Goodness knows it’s difficult enough being Ed Davey: a supposedly green minister in a Government many of whose supporters are anything but. But does he have to be this irritating?
Just how difficult was all too apparent, “shale extraction” (the official euphemism for fracking, which Davey supports within “a robust and strong regulatory regime”) being a case in point. “Let’s get cracking with fracking,” exclaimed un-green Tory David Nuttall, in what Davey debatably described as a “good soundbite”.

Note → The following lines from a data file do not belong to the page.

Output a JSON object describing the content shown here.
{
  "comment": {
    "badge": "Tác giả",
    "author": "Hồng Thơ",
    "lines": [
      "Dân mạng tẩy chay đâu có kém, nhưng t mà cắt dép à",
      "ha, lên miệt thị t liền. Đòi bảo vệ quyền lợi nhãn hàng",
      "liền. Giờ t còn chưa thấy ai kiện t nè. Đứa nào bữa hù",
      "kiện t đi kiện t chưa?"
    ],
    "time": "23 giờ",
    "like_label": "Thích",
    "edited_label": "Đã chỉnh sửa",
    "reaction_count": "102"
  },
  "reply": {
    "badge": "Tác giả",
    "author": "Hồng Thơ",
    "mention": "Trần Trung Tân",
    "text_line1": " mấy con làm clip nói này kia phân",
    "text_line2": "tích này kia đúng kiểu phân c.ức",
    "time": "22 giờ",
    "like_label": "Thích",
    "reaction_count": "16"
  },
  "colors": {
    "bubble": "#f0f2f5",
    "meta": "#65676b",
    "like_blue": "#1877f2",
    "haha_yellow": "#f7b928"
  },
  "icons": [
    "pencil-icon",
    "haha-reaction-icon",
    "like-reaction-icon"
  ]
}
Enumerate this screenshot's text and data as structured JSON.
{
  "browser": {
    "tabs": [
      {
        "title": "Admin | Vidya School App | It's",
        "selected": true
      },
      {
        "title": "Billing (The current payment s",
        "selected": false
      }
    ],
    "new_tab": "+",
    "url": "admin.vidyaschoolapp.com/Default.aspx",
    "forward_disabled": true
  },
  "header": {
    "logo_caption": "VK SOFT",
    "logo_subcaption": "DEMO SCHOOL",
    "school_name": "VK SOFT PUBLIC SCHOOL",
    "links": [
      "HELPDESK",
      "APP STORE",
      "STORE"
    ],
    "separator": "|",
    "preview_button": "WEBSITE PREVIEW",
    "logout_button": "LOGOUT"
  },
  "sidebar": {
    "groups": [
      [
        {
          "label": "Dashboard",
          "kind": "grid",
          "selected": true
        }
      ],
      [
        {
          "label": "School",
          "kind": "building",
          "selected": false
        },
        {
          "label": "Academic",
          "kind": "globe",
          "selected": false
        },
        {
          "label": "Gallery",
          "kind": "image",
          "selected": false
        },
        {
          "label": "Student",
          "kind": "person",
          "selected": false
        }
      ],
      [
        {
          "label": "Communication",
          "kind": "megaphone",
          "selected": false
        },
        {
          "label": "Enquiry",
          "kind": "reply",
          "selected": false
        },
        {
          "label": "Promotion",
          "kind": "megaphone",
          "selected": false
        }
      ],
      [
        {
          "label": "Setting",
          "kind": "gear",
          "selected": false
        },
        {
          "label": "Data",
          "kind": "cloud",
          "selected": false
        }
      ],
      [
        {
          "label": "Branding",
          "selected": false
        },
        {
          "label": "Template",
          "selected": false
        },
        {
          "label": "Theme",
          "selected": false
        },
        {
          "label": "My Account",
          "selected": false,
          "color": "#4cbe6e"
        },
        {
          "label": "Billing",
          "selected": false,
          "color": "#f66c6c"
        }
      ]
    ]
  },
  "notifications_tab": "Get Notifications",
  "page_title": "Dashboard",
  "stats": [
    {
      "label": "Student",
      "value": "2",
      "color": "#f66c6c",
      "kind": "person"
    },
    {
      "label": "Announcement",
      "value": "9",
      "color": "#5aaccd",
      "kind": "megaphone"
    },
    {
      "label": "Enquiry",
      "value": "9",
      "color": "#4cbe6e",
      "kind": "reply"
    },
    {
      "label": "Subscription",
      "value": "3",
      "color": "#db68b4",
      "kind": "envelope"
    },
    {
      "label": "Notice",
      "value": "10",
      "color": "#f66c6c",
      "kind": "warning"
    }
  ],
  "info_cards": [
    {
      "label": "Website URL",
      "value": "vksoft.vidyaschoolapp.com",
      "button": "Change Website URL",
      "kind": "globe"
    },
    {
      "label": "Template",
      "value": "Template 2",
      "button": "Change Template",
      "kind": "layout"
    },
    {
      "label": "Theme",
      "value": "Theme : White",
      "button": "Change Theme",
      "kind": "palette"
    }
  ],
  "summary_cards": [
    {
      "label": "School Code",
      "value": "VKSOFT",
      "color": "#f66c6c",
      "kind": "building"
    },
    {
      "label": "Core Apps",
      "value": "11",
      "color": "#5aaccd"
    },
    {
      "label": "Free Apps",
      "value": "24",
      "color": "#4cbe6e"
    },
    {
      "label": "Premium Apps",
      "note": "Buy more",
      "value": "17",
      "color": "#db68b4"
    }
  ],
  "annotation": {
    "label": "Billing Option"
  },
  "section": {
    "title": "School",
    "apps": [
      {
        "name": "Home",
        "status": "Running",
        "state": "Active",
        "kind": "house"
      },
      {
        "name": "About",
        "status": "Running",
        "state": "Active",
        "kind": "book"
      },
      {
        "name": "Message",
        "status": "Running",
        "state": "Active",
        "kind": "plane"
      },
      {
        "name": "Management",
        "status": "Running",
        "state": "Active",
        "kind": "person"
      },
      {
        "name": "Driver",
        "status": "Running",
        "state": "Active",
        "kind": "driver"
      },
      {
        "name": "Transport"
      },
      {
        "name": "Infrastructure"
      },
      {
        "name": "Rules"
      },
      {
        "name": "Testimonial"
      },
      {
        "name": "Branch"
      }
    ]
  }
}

Another Tory, Anne McIntosh, however, pointed out that during fracking in Fylde, “regulation and self-monitoring” went “disastrously wrong”. This all faded beside Tory Philip Davies, who said MPs had passed the 2008 Climate Change Act so that “every other country would follow suit”. Yet that had proved “to be a complete and utter load of old cobblers, like much of what the Secretary of State says”. With friends like this on his side, Davey hardly needed enemies.
So sure enough, Labour opponent Caroline Flint seasonably congratulated Davey for his Christmas pantomime role as “a drunken monk”. Disappointingly Davey confessed that the Chessington St Paul’s Players’ production of Robin Hood had been and gone, depriving eager MPs of their chance to catch this improbable casting choice.